Él sabía que había intentado que la relación saliera adelante, pero la conducta de Tanya se había vuelto cada vez más huraña. Con cada semana que pasaba, se mostraba más posesiva y exigente, hasta que nada, salvo una proposición de matrimonio podría haberla convencido de que no la engañaba. Y aunque eso pudiera haber apaciguado a Tanya y aplacado a su padre y a los miembros del consejo, Edward se había negado a aceptar dicha presión.
Una vez más, odiaba cómo se le había juzgado. A pesar de las palabras desdeñosas que se escribían sobre él, a pesar de su fama de rompecorazones, la verdad era que amaba a las mujeres... adoraba esa electricidad que se producía al comienzo de un romance, ese momento en el que realmente creía que esa mujer podría ser diferente. Entraba en cada relación deseando siempre haber encontrado al fin a su pareja.
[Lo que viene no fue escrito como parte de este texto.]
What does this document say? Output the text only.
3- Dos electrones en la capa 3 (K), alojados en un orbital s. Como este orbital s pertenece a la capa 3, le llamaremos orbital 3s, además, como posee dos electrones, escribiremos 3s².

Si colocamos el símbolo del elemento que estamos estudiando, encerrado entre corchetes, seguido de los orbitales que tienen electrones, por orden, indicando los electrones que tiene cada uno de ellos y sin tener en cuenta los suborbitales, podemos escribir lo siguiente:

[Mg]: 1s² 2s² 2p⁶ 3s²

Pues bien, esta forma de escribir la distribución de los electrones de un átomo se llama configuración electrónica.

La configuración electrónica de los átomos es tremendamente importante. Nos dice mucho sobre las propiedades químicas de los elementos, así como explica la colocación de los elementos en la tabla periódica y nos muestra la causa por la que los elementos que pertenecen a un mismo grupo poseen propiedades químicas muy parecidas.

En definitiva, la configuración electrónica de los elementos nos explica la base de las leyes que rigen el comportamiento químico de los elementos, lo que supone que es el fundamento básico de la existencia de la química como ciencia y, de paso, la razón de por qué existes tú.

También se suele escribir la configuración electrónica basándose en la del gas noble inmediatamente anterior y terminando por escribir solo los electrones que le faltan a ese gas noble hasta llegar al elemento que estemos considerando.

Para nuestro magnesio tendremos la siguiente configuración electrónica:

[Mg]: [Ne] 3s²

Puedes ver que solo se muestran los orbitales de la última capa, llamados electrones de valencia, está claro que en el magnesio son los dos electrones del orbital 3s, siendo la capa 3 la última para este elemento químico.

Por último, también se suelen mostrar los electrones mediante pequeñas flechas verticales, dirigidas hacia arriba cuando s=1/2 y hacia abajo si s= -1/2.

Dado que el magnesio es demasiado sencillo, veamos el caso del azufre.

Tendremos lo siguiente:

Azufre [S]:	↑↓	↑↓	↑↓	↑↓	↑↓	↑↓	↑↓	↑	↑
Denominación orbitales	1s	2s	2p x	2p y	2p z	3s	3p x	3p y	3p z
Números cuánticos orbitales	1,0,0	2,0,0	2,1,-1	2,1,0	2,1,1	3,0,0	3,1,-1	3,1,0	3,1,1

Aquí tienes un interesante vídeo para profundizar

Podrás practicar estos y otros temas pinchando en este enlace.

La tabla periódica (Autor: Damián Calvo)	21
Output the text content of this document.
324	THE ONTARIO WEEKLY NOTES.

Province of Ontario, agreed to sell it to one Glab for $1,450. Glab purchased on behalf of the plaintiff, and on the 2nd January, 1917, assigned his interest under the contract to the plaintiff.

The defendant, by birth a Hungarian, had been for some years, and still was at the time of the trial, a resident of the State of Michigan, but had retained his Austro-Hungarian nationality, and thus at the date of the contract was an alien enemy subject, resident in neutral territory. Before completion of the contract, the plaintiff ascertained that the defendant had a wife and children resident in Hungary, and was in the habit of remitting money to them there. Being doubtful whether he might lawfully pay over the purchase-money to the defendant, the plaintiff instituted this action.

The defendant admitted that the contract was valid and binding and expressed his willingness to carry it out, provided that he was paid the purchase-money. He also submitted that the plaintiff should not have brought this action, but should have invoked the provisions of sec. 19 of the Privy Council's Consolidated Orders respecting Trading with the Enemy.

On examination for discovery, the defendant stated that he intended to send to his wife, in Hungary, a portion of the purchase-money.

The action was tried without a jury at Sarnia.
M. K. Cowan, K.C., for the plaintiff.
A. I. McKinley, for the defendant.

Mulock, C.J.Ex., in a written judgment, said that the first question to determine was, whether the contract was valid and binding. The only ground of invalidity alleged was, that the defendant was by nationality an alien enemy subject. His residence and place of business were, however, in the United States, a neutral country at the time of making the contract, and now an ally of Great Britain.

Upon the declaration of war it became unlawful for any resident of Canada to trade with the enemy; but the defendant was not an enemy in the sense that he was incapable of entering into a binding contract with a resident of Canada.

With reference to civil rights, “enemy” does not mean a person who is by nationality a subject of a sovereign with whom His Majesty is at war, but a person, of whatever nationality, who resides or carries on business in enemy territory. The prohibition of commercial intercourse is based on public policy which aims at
Recogió un guijarro y lo tiró al agua. Reunió un puñado y comenzó a tirarlos enfadado. Isabella, por ejemplo. ¿Acaso su padre no le había advertido acerca del problema que tenía ella con el dinero? ¿No lo había visto con sus propios ojos y escuchado de boca del propio Mike?
Quizá le tuviera convencido durante un tiempo, pero no mucho. Nunca durante mucho tiempo. Una y otra vez le habían demostrado que tenía razón. Las mujeres sólo querían una cosa... bueno, dos, para ser precisos. ¡Y la segunda estaba encantado de proporcionárselas gratis!
Se negaba a ser tan ciego como su padre... un hombre que todavía amaba a la mujer que lo había humillado, que lo había abandonado con su hijo, sin mirar jamás atrás. Una mujer que en ese momento quería regresar, cuando su padre se encontraba enfermo y a punto de jubilarse... Pues primero tendría que pasar por encima de él.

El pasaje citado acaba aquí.